FHFA To Sue Big Banks for Investment Putbacks

The New York Times is reporting that the FHFA, the agency which oversees Fannie Mae and Freddie Mac, is planning on suing twelve major banks today or Tuesday, accusing the banks of “misrepresenting the quality of mortgage securities they assembled and sold at the height of the housing bubble.”

The suits will argue the banks, which assembled the mortgages and marketed them as securities to investors, failed to perform the due diligence required under securities law and missed evidence that borrowers’ incomes were inflated or falsified. When many borrowers were unable to pay their mortgages, the securities backed by the mortgages quickly lost value.

Fannie and Freddie lost more than $30 billion, in part as a result of the deals, losses that were borne mostly by taxpayers.

Until the suit is filed, we won’t know exactly how much money FHFA is seeking to get from the banks. This move is in a similar mold to other efforts to putback loses onto the banks, thereby reducing the liabilities  incurred by Fannie and Freddie. FHFA administrator Ed DeMarco, a holdover from the Bush administration, has pursued this strategy for a while now. The statute of limitations on filing this sort of securitization lawsuit expires this coming Wednesday, so there’s some sense that this is happening now to get any action in under the wire.

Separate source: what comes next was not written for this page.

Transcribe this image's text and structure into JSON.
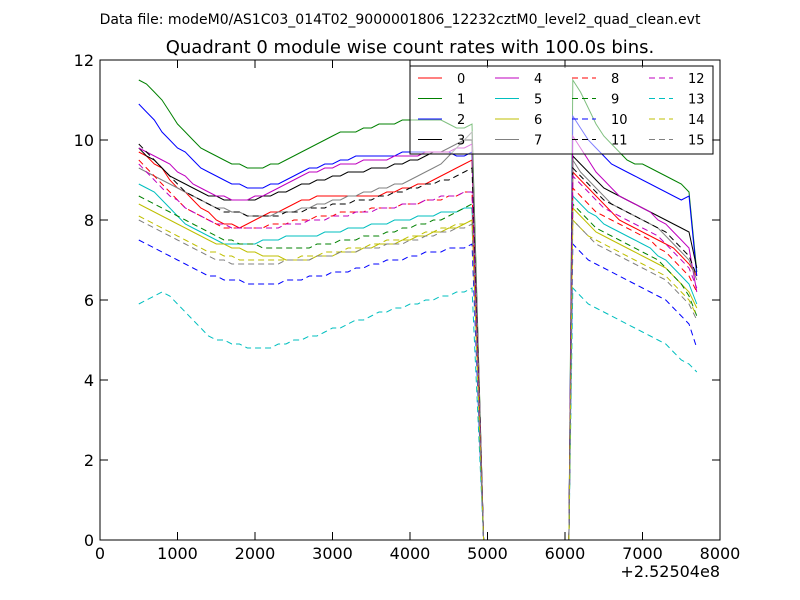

The banks and their surrogates are trotting out the idea that Fannie and Freddie are sophisticated investors, who should have been able to tell that things Standard & Poors rated as AAA were not in fact anywhere near AAA quality investments.  I’m not clear how well the, “They should have known we were peddling junk and were just paying ratings agencies to say it wasn’t” defense will play out in court. The problems with securitization go far beyond what the Times describes, with many of these securities put together while the underlying loans were already delinquent, in foreclosure, in bankruptcy or already owned by the banks. Hopefully FHFA comes out with big numbers in their lawsuit that adequately reflect the scale of the securities fraud committed by these banks and seek restoration, as well as punishment, for this fraud.